Akran zorbalığının farklı bir boyutu da, akranların gazına gelmektir.Yapamayacağı, tehlikli olduğunu bildiği bir şeyi, sırf arkadaşlarının gazına gelerek, iddiaya girerek kendini tehlikeye atmak.
Akran zorbalığını önlemek için farkındalık yaratmak, empati geliştirmek ve güvende hissettirmek önemlidir.Akran zorbalığı gerçekleştiren bir bireye pirim vermemek, zorbalıkla mücadele edebilmek için zorbaların yaptıklarına gülmeyin, tezahürat yapmayın, alkışlamayın.
Ayrıca zorbalığa maruz kalan kişiyle arkadaş olup, onu kendi grubunuza almanız, ona destek vermek adına önemli bir davranıştır. Bununla birlikte zorbalık yapan çocuklarla da arkadaş olabilir; ona doğru davranışlarda bulunmayı öğretebilirsiniz.
Akran zorbalığına karşı alınabilecek önlemler şu şekilde sırayalabiliriz;
-Çocuklara empati ve saygı değerlerini öğretmek.
-Çocukların duygusal ihtiyaçlarını anlamak ve desteklemek.
-Çocuklara sosyal becerileri öğretmek.
-Okullarda akran zorbalığıyla ilgili farkındalık oluşturmak.
-Çocukları takip etmek ve düzenli iletişim kurmak.
Akran Zorbalığı neticesinde;
-Akran zorbalığı, bu olaya dahil olan bütün çocukları olumsuz yönde etkilemektedir.
-Çocukların fiziksel, psikolojik ve sosyal açıdan etkilendikleri görülmektedir.
-Bu olumsuz etkiler hem kısa hem de uzun süreli olabilmektedir.
Akran zorbalığını önlemek için başta ebeveynlere önemli görevler düşmektedir. Anne -babalar çocuklarını sevgi ve merhamet tohumları ile yetiştirirse, başkalarına zarar vermemeyi çocuklarına öğretebilirlerse ve kendileri doğru rol model olabilirlerse sorun baştan çözülmüş olur.

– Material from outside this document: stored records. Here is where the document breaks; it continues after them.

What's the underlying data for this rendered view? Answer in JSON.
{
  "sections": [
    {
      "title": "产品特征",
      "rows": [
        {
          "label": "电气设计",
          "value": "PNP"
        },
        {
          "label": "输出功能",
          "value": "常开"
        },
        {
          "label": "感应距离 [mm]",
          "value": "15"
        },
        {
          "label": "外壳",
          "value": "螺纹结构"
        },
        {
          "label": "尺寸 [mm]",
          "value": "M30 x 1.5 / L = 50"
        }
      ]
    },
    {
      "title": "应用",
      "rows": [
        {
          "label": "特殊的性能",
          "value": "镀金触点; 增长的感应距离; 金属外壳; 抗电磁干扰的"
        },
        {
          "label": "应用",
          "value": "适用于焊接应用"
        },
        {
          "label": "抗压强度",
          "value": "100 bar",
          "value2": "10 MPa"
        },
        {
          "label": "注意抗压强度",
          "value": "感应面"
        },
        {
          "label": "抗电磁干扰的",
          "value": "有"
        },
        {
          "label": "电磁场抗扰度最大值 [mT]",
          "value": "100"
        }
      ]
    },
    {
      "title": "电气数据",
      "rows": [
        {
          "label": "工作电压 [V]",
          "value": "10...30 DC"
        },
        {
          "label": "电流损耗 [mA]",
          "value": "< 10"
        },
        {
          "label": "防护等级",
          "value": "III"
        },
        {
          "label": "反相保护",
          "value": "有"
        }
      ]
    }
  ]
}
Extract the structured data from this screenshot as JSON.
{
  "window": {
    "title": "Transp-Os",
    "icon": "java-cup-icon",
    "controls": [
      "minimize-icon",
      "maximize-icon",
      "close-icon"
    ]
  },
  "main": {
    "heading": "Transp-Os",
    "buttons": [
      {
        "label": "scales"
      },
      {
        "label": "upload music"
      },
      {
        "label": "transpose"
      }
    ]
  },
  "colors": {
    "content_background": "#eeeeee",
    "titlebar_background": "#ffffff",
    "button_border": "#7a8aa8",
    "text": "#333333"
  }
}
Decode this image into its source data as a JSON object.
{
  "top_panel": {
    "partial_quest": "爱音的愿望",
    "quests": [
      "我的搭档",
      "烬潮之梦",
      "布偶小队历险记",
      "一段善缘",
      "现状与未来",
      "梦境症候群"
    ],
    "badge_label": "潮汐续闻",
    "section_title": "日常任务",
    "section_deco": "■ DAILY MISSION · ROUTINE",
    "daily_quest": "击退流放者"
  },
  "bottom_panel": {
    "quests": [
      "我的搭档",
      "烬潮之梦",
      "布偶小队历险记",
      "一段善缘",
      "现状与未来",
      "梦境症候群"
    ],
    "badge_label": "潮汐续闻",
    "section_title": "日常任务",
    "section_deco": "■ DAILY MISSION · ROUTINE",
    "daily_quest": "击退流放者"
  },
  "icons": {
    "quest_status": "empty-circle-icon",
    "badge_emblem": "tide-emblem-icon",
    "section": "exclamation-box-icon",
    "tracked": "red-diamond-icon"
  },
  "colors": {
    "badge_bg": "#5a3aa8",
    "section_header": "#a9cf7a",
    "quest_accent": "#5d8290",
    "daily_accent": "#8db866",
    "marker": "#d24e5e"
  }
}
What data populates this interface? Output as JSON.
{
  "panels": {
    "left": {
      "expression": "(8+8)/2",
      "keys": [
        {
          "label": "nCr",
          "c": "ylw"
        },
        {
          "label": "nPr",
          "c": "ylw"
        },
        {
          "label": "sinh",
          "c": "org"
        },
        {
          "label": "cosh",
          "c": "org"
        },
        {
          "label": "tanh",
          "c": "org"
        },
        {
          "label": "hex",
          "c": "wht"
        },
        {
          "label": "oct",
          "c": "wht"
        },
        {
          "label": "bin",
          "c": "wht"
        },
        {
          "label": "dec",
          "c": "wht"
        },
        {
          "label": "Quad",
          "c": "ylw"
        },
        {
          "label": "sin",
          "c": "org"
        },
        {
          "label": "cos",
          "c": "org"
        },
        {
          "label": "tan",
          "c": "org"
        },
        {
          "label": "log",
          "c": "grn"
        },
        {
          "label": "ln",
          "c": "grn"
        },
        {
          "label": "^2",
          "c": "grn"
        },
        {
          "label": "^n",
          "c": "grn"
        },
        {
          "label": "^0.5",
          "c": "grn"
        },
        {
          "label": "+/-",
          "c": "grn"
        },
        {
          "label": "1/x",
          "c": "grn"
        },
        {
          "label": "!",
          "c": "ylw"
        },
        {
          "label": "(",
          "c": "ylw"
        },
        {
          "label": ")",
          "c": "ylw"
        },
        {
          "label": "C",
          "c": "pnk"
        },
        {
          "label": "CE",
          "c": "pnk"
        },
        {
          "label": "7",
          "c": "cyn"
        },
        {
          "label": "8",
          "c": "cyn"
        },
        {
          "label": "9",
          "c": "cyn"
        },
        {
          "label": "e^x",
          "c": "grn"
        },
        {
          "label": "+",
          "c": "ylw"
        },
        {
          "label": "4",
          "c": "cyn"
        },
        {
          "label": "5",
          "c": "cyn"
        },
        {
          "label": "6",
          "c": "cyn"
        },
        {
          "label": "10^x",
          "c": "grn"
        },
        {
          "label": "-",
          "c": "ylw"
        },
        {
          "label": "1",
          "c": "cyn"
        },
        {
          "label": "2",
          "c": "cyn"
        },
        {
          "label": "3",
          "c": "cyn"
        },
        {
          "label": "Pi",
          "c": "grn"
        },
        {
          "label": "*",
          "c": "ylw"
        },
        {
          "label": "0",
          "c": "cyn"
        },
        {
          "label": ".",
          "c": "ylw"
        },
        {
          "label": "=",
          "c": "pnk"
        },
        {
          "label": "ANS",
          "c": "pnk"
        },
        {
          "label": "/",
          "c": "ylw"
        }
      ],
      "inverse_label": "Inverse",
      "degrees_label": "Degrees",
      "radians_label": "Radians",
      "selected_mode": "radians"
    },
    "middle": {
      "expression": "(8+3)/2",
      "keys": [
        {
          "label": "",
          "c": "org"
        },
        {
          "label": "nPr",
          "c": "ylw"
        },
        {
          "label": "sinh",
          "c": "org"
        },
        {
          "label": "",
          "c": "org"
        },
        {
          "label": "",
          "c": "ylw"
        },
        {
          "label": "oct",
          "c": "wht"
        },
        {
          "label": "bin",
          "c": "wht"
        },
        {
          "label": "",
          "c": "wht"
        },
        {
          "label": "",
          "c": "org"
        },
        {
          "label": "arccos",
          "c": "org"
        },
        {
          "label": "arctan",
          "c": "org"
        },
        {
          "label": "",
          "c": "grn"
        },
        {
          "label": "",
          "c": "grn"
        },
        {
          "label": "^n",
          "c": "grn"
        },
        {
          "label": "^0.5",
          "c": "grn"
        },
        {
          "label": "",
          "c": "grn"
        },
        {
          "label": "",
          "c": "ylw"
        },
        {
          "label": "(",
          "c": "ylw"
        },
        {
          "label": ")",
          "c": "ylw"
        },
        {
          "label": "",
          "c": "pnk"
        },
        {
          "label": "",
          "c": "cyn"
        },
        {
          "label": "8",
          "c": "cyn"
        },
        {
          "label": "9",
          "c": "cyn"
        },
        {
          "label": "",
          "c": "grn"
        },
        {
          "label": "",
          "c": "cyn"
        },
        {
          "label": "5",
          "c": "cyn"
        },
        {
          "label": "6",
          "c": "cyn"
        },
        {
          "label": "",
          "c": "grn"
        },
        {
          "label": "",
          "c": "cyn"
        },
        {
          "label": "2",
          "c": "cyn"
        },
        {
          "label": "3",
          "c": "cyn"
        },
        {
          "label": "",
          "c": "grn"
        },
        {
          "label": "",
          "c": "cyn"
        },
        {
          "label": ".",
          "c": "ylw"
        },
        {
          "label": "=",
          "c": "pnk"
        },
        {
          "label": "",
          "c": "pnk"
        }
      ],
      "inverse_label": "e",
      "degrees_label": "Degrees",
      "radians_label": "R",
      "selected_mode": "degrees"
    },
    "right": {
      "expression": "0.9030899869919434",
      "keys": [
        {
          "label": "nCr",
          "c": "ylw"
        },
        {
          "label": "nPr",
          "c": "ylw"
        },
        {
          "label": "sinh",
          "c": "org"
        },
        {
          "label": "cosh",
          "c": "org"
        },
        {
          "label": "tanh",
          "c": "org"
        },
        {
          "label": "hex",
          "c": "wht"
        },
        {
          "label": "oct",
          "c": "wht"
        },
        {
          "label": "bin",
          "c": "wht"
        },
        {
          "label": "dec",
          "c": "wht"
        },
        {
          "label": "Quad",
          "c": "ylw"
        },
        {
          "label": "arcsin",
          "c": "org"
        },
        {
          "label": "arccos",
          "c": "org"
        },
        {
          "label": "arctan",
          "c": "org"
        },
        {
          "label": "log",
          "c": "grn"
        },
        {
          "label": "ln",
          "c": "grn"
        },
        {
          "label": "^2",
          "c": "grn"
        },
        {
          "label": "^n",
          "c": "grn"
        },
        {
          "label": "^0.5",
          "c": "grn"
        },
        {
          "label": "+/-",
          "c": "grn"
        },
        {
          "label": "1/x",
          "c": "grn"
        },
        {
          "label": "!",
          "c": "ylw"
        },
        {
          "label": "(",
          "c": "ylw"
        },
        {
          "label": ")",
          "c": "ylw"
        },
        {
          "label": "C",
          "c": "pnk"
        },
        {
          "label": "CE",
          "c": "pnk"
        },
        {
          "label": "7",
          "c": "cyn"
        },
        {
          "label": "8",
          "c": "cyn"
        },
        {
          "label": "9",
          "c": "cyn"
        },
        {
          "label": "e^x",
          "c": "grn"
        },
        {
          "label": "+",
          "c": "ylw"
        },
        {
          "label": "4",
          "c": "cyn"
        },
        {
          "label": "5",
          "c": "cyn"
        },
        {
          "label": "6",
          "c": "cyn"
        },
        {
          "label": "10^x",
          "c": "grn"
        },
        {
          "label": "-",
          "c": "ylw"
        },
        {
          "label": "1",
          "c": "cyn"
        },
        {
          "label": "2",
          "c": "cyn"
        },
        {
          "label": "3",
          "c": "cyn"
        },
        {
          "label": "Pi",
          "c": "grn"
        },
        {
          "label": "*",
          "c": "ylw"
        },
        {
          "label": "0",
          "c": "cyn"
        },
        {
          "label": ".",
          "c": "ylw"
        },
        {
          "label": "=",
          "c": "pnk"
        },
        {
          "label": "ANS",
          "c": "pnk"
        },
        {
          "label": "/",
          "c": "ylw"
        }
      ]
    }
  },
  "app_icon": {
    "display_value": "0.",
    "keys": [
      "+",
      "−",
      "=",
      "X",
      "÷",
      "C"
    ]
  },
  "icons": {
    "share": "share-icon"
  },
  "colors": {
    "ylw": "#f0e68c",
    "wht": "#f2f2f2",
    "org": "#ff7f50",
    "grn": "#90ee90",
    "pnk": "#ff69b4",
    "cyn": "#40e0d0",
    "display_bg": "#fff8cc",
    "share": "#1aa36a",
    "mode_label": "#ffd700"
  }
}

Daha sonrasında ise okulda öğretmenleri gerekli desteği verir yetkililerde olması gereken olası önlemleri alırlarsa akran zorbalığı tamamen ortadan kalkmasada büyük oranla çözülmüş olur.
Kötülük bulaşıcıdır, tıpkı iyilikler gibi, biz ebeveynler olarak çocuklarımıza iyilikleri öğretirsek, hiçbir insanın dış görünüşüyle, giyim kuşamıyla, fiziksel özellikleriyle, anne - babasıyla, dalga geçilip alay edilmemesi gerektiğini tenbihlersek ortada akran zorbalığı diye bir sorun olmamış olur.